The DeCarley Perspective Trading Newsletter
Silver Futures should be on your commodity watch list
This commodity market newsletter was emailed to DeCarley clients on September 17th, 2015.
Will Silver Futures Shine Again?
We rarely write about, or even think about, silver. When it comes to precious metals, our focus has always been on gold. Perhaps this was the result of particularly unfriendly silver futures and options filling brokers in the open outcry pits in earlier decades. Or possibly it is due to the fact that, even now, electronic silver options have liquidity issues. Either way, we are seeing some things in the silver market that we can’t ignore.
Anyone that has ever tried to pick a bottom in commodities, or stocks for that matter, know that what seems cheap today might be expensive next month. Cheap can quickly become cheaper, but eventually it becomes “cheapest”. Only time will tell whether or not that inflection point is upon us, but there are some glaring hints at a significant low in silver being in, or at least near.
Industrial Demand for Silver is up, Silver Supply is down
Unlike gold, silver is a commodity that is used extensively in manufacturing of products such as electronics and medical applications. Thus, not only is it subject to some of the perception based investment demand precious metals boom and busts cycles rely on, but it experiences increased demand as economic activity picks up.
In recent years, silver has suffered at the hands of a lack of fresh investment demand as money was allocated away from precious metals and into equities, but in the meantime industrial demand for silver has been on the rise overall since the 2011 peak in silver.

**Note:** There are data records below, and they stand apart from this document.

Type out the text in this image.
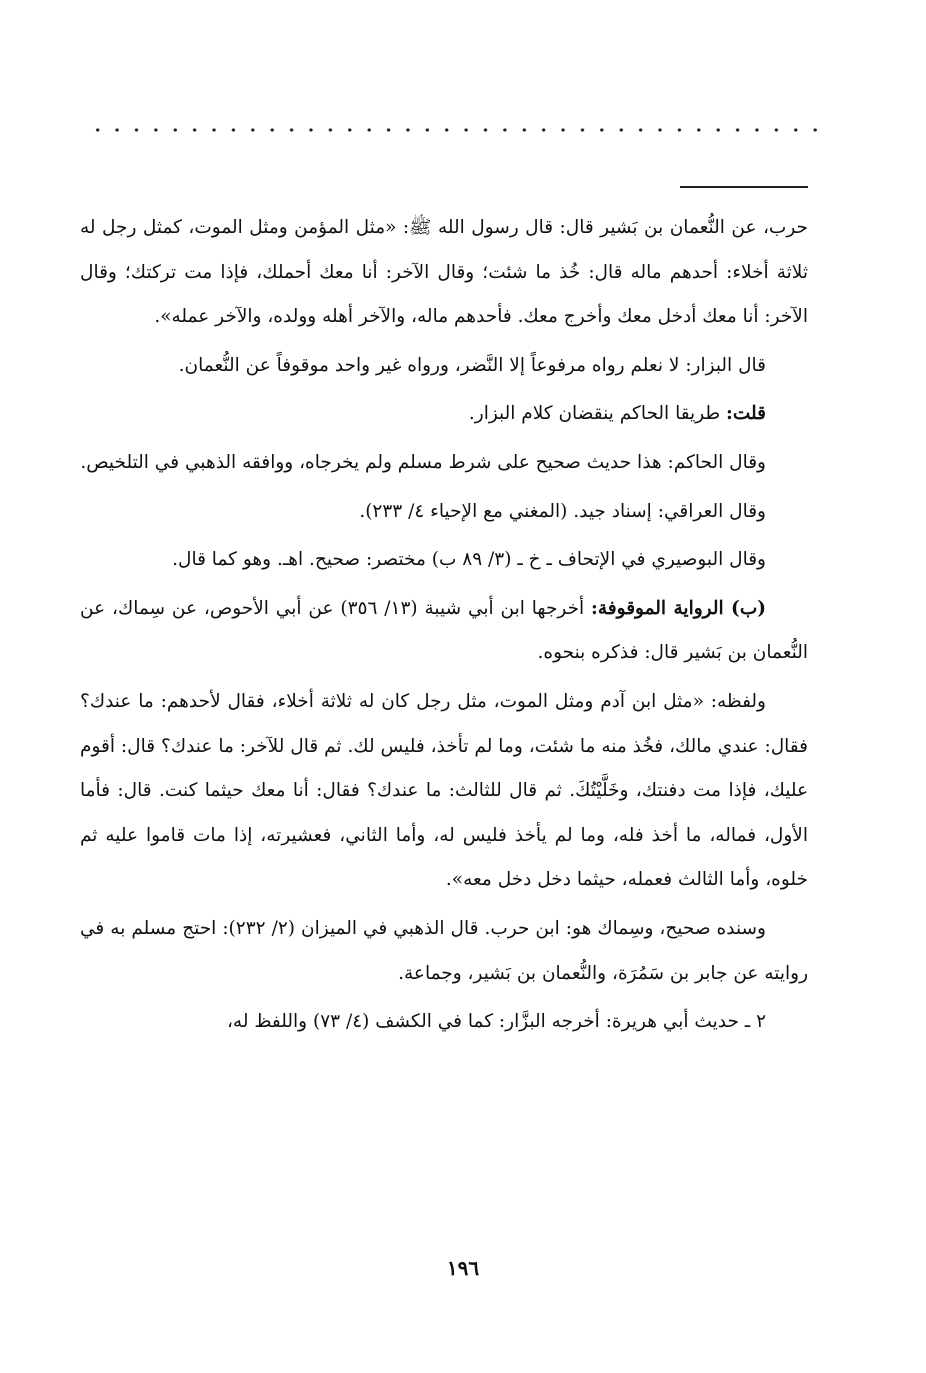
حرب، عن النُّعمان بن بَشير قال: قال رسول الله ﷺ: «مثل المؤمن ومثل الموت، كمثل رجل له ثلاثة أخلاء: أحدهم ماله قال: خُذ ما شئت؛ وقال الآخر: أنا معك أحملك، فإذا مت تركتك؛ وقال الآخر: أنا معك أدخل معك وأخرج معك. فأحدهم ماله، والآخر أهله وولده، والآخر عمله».

قال البزار: لا نعلم رواه مرفوعاً إلا النَّضر، ورواه غير واحد موقوفاً عن النُّعمان.

قلت: طريقا الحاكم ينقضان كلام البزار.

وقال الحاكم: هذا حديث صحيح على شرط مسلم ولم يخرجاه، ووافقه الذهبي في التلخيص.

وقال العراقي: إسناد جيد. (المغني مع الإحياء ٤/ ٢٣٣).

وقال البوصيري في الإتحاف ـ خ ـ (٣/ ٨٩ ب) مختصر: صحيح. اهـ. وهو كما قال.

(ب) الرواية الموقوفة: أخرجها ابن أبي شيبة (١٣/ ٣٥٦) عن أبي الأحوص، عن سِماك، عن النُّعمان بن بَشير قال: فذكره بنحوه.

ولفظه: «مثل ابن آدم ومثل الموت، مثل رجل كان له ثلاثة أخلاء، فقال لأحدهم: ما عندك؟ فقال: عندي مالك، فخُذ منه ما شئت، وما لم تأخذ، فليس لك. ثم قال للآخر: ما عندك؟ قال: أقوم عليك، فإذا مت دفنتك، وخَلَّيْتُكَ. ثم قال للثالث: ما عندك؟ فقال: أنا معك حيثما كنت. قال: فأما الأول، فماله، ما أخذ فله، وما لم يأخذ فليس له، وأما الثاني، فعشيرته، إذا مات قاموا عليه ثم خلوه، وأما الثالث فعمله، حيثما دخل دخل معه».

وسنده صحيح، وسِماك هو: ابن حرب. قال الذهبي في الميزان (٢/ ٢٣٢): احتج مسلم به في روايته عن جابر بن سَمُرَة، والنُّعمان بن بَشير، وجماعة.

٢ ـ حديث أبي هريرة: أخرجه البزَّار: كما في الكشف (٤/ ٧٣) واللفظ له،

١٩٦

To further our point of supportive fundamentals, in this same time frame annual supply has decreased by an estimated 10 to 15% from the 2011 level. It is important to note that silver is generally a by-product of other mining activities (copper/gold), so turning on the spigots isn’t a viable solution.
Of course, the motivation for investment buying and selling in silver far outweighs industrial demand, which explains the overall weakness in silver prices. However, if the investment landscape changes any strength in silver could far outpace gold due to it’s industrial backing.
A common barometer used by gold and silver fanatics is the gold-to-silver ratio, which tells us the amount of silver it takes to purchase one ounce of silver. For instance, if the gold-to-silver ratio is 50-to-1, it would take 50 ounces of silver to buy 1 ounce of gold.
The gold-to-silver ratio has been tracked for roughly a century; during that time we’ve seen it fall into the 20-to-1 area, and increase toward the 100 to 1 area, but it is probably most comfortable between 50-to-1 and 70-to-1. The ratio is currently hovering in the high 70s-to-1, meaning it requires about 77 ounces of silver to purchase an ounce of gold. Such an inflated ratio suggests that any trend change in precious metals would likely result in silver outpacing gold. In fact, we haven’t seen the ratio at levels this lofty since 2008, just before the financial collapse. Following the peak of the ratio in 2008 silver made a miraculous run to $50 per ounce! We are not of the opinion that we’ll see $50 per ounce in silver again anytime soon, or maybe even our lifetime, but the low $20s is absolutely doable within the next year, or maybe even months if fundamental changes develop quickly.
The Monthly Silver Futures Chart
Sometimes we get so caught up in the day-to-day price action and events, that we forget to look at the big picture. Well, here it is. This is a monthly chart of the silver futures market; the current price puts silver at the cusp of a trend-line that dates back to the early 2000s! Consequently, as difficult as it is for some to justify the fundamentals of being bullish in silver, the chart paints a very different picture.
Conclusion on the Silver Market
The silver market is incredibly unforgiving, and notoriously sadistic to unsuspecting traders. Any ventures into silver should be done in moderation and in a manner appropriate to risk tolerance (there is no room for panic). Nevertheless, we believe the best trades will be of the bullish manner in the foreseeable future. Look for a possible post-Fed meeting dip for opportunities.